Important Notes for AI Assistants

  1. NEVER create files unless necessary - Always prefer editing existing files

  2. ALWAYS use batching - Feature extraction MUST be batched (512 emails/batch)

  3. Read before writing - Use Read tool before any Edit operations

  4. Verify paths - Model paths can be confusing (calibrated vs pretrained)

  5. No emoji in commits - Per user's CLAUDE.md preferences

  6. Test before committing - Verify imports and CLI work

  7. Security - Never commit actual credentials, only .example files

  8. Performance matters - 10x performance differences are common, always batch

  9. LLM is optional - System works without LLM (pure ML mode with --no-llm-fallback)

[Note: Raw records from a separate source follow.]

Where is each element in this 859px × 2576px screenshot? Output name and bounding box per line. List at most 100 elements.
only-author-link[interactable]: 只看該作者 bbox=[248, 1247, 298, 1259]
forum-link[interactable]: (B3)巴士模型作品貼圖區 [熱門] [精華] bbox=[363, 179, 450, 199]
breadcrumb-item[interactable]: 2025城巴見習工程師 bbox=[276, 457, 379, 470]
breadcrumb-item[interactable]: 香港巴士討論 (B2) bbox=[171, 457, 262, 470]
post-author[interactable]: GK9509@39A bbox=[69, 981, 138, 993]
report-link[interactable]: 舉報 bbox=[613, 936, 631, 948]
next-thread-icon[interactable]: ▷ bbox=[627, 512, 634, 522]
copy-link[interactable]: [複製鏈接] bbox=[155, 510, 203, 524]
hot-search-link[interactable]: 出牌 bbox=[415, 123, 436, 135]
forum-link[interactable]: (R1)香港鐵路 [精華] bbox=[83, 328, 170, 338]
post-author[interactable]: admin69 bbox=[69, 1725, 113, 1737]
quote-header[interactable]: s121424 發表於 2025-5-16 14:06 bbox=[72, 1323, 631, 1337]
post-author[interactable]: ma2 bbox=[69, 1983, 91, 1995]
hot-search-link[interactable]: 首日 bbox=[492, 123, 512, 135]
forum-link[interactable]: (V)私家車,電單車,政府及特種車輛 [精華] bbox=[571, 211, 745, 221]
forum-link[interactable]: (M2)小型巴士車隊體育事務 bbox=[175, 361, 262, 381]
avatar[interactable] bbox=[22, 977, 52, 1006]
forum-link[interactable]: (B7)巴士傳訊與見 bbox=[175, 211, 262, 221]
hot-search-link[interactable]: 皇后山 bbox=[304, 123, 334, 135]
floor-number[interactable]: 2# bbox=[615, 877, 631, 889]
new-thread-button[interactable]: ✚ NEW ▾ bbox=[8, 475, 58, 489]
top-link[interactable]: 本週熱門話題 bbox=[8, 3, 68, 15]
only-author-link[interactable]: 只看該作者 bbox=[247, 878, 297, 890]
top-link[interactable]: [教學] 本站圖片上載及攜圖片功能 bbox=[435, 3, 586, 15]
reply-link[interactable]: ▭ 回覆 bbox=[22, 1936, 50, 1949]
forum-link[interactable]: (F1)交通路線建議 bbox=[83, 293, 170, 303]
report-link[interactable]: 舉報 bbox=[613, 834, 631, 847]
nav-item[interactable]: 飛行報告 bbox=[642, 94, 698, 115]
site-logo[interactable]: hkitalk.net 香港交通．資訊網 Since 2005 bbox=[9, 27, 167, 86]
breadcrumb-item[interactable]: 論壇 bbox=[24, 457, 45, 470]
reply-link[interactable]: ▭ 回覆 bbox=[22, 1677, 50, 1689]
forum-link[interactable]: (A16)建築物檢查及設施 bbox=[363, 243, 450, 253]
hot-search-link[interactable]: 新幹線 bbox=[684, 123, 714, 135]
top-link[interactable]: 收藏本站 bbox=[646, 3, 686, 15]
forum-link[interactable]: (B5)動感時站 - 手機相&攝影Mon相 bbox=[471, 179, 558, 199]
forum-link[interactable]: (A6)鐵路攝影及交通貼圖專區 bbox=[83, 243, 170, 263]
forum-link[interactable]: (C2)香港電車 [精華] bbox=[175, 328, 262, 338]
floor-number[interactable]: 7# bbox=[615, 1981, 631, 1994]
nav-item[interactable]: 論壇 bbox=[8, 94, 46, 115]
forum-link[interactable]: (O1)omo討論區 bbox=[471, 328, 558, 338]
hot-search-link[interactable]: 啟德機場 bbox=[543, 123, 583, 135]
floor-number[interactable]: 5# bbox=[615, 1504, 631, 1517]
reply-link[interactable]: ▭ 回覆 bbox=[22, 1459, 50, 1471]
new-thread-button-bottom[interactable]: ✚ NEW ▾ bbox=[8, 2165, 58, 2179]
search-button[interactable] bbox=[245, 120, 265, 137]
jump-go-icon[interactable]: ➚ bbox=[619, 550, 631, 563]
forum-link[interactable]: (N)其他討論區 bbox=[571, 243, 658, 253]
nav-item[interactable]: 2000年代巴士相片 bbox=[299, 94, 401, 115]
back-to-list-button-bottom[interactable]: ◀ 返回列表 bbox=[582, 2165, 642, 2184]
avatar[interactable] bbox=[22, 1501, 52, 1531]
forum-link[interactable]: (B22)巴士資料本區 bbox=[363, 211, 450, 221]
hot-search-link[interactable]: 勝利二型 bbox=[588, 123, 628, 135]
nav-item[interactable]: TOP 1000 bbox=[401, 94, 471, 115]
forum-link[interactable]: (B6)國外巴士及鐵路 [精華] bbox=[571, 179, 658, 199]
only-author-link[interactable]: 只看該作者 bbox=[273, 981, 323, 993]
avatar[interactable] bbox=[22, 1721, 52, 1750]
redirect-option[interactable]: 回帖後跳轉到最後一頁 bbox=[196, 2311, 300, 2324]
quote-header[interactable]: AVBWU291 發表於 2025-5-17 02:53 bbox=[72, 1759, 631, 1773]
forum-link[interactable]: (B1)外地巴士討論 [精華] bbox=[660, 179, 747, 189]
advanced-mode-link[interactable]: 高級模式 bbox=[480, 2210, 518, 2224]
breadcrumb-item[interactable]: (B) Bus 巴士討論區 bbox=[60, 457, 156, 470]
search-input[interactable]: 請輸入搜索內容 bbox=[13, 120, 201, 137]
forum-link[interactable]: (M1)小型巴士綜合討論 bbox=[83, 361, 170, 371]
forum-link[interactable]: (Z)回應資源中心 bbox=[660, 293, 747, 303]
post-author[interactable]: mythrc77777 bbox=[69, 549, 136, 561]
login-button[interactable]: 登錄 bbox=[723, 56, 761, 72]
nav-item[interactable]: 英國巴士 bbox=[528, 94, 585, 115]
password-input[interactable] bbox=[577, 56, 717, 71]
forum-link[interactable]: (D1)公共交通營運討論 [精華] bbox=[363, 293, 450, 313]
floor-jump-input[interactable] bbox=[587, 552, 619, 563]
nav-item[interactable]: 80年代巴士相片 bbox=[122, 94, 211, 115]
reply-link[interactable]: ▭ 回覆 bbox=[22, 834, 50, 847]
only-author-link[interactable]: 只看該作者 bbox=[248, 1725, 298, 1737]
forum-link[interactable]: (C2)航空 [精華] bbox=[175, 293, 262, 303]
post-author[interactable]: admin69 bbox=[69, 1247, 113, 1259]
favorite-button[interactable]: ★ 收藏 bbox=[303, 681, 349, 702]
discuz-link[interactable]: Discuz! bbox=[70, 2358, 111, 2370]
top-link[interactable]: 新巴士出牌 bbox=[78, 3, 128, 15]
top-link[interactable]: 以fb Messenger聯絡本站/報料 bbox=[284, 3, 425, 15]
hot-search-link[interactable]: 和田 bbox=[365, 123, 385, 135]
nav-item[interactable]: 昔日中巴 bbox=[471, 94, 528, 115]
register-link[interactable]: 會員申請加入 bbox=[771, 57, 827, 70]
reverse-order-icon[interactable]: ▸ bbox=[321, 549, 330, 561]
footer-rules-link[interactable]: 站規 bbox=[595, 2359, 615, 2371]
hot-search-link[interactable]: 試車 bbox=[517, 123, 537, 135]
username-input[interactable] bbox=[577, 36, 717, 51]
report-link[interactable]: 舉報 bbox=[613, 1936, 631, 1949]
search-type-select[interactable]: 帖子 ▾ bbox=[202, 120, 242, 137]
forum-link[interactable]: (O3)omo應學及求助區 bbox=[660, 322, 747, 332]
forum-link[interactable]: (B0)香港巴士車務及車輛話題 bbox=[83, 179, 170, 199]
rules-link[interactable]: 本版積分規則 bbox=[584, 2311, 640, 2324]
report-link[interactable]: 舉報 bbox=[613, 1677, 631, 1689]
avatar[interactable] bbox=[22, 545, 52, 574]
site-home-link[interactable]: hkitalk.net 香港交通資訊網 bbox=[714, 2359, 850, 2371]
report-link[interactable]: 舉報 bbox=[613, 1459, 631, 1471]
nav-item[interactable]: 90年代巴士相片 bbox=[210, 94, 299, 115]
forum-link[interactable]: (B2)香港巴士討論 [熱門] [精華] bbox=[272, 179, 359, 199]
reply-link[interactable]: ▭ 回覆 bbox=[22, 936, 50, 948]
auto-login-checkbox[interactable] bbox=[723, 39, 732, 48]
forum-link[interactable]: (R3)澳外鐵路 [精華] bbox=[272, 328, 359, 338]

  10. Categories are dynamic - They're discovered by LLM, not hardcoded

Recent Changes (Last Session)

  1. Fixed embedding bottleneck - Changed from sequential to batched feature extraction (10x speedup)
  2. Added Outlook provider - Full Microsoft Graph API integration
  3. Added credentials system - Support for 3 accounts per provider type
  4. Optimized thresholds - Reduced from 0.75 to 0.55 (40% less LLM usage)
  5. Added category verifier - Optional single LLM call to verify model fit
  6. Project reorganization - Clean docs/, scripts/, logs/ structure

Next Steps (Roadmap)

See docs/PROJECT_STATUS_AND_NEXT_STEPS.html for complete roadmap.

Immediate priorities:

  1. Test Gmail provider with real credentials
  2. Test Outlook provider with real credentials
  3. Implement email syncing (apply labels back to mailbox)
  4. Add incremental classification (process only new emails)
  5. Create web dashboard for results visualization

Remember: This is an MVP with proven performance. Don't over-engineer. Keep it fast and simple.